Ray Bradbury’s The Martian Chronicles

Ray Bradbury’s Martians aren’t microbes, or insects, or energy forms. They have brown skin, yellow eyes, and russet hair, and can be romantic (Mrs. K) or jealous (Mr. K). Though they are telepathic and live in crystal structures, they resemble humans more than amebas. Mars’s atmosphere sustains human life: the settlers didn’t wear any masks or respirators. Therefore, the air has oxygen and not much toxic gas such as chlorine and carbon monoxide. And the air pressure doesn’t much from that of earth. There is water though at least one sea dried out and there are sand vessels to surf through the desert. In many way, Bradbury’s Mars resembles a skewed version of earth. It is a romantic vision of the next frontier.


In contrast, wars permeate Earth and nuclear weapons were destroying the land to such an extent that some decided to leave Earth for Mars.

The colonists fled earth and settled in Mars and they create towns in their own images. The settlements resemble American mid-western suburbs of the 40’s and 50’s with ranches and gardens and the idyllic life. Like the colonialists on earth, the first visitors to Mars brought diseases that killed most of the natives. The settlers claim the land as their own and drove the remaining native into the hills.

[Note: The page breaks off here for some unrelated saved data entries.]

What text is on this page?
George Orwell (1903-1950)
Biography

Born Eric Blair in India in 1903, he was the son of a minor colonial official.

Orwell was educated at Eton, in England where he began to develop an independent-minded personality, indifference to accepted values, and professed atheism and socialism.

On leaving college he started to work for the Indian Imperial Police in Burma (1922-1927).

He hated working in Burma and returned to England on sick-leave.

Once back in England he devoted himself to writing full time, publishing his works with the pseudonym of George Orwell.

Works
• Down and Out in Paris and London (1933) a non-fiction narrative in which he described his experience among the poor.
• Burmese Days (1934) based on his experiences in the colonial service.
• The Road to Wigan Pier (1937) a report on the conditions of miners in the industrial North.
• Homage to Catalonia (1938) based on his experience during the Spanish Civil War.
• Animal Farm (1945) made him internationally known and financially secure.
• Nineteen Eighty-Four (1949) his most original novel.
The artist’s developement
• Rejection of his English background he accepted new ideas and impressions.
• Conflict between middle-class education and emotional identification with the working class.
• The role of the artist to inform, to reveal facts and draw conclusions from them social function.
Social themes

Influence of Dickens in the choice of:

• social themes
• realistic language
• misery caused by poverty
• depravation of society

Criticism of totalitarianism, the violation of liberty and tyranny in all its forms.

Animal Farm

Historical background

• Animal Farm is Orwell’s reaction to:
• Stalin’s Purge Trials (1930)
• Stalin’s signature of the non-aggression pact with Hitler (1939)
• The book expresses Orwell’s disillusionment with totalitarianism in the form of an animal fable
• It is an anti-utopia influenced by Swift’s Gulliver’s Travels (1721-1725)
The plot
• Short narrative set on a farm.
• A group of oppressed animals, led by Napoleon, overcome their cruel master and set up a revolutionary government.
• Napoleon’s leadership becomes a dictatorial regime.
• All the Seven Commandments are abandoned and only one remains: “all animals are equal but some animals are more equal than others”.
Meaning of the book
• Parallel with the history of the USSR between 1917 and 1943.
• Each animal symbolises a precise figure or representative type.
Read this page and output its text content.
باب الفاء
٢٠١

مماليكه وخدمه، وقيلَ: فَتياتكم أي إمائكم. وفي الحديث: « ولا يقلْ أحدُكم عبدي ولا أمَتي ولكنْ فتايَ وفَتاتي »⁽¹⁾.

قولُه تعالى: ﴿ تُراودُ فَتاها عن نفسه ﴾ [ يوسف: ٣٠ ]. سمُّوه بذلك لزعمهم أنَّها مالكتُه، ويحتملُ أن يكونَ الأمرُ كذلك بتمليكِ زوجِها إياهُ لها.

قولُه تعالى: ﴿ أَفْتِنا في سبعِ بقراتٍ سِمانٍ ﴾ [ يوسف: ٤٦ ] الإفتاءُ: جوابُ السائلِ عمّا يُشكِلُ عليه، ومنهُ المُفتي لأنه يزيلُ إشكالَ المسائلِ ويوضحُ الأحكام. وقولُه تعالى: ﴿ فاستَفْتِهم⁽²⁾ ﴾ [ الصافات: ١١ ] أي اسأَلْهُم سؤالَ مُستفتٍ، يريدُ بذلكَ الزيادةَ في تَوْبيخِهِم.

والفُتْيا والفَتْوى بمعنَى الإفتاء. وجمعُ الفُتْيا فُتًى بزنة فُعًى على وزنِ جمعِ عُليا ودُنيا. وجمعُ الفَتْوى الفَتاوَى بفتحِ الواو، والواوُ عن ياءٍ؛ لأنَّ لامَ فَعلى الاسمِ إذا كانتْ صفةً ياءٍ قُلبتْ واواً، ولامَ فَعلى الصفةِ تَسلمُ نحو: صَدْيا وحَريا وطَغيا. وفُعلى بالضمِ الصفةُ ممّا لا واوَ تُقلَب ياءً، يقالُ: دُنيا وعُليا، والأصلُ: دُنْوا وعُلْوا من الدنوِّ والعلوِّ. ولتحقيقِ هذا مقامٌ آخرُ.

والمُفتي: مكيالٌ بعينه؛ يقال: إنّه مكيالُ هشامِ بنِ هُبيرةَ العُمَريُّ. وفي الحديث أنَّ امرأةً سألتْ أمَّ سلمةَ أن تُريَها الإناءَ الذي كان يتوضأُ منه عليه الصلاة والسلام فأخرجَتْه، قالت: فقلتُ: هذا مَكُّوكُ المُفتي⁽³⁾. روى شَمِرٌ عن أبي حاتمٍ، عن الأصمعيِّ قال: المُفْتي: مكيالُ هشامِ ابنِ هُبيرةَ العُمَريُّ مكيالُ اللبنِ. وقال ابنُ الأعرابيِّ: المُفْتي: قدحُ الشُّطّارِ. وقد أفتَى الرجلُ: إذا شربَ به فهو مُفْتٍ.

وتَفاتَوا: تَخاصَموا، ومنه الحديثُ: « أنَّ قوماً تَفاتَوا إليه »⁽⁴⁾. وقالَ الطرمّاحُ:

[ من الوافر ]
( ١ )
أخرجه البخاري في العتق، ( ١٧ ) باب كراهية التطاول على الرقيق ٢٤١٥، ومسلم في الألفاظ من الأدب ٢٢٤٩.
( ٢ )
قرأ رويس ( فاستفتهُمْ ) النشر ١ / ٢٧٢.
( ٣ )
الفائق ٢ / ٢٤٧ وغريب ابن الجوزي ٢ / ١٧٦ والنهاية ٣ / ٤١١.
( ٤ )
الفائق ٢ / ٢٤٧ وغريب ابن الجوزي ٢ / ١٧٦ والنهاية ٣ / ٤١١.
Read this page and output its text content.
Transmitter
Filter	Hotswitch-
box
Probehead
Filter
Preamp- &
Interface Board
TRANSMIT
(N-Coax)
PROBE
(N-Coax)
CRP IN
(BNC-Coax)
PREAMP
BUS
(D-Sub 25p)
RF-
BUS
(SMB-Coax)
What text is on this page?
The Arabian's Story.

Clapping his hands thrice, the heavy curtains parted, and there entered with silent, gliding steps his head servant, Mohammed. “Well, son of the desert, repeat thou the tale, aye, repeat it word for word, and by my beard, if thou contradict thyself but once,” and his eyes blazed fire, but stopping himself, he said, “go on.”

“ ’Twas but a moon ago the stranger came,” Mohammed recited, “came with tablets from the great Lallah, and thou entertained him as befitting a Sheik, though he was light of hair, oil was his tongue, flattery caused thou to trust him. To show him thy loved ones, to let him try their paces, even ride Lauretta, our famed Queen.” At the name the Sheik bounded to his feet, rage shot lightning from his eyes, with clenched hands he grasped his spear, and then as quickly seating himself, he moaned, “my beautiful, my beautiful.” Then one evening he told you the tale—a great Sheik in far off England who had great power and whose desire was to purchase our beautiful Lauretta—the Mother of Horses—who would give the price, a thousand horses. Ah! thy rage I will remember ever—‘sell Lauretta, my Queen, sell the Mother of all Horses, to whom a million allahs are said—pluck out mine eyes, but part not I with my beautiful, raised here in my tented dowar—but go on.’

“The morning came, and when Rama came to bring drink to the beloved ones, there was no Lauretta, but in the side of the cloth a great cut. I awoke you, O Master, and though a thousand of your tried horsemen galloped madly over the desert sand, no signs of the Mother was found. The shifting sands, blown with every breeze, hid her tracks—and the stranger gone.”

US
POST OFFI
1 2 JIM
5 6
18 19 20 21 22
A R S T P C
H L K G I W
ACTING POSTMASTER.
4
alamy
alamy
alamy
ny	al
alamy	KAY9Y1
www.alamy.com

In the section “The Million-Year Picnic,” the dad said to his children, “Now we’re alone. We and a handful of others who’ll land in a few days. Enough to start over. Enough to turn away from all that back on Earth and strike out on a new line--” The Puritans who came to the new world probably had the same vision.

Ray Bradbury (Photo: Alan Light)

In The Martian Chronicles, Ray Bradbury shows how the settlers try to escape the evil on Earth only to bring the same seed of destruction to another land by creating it in their own images.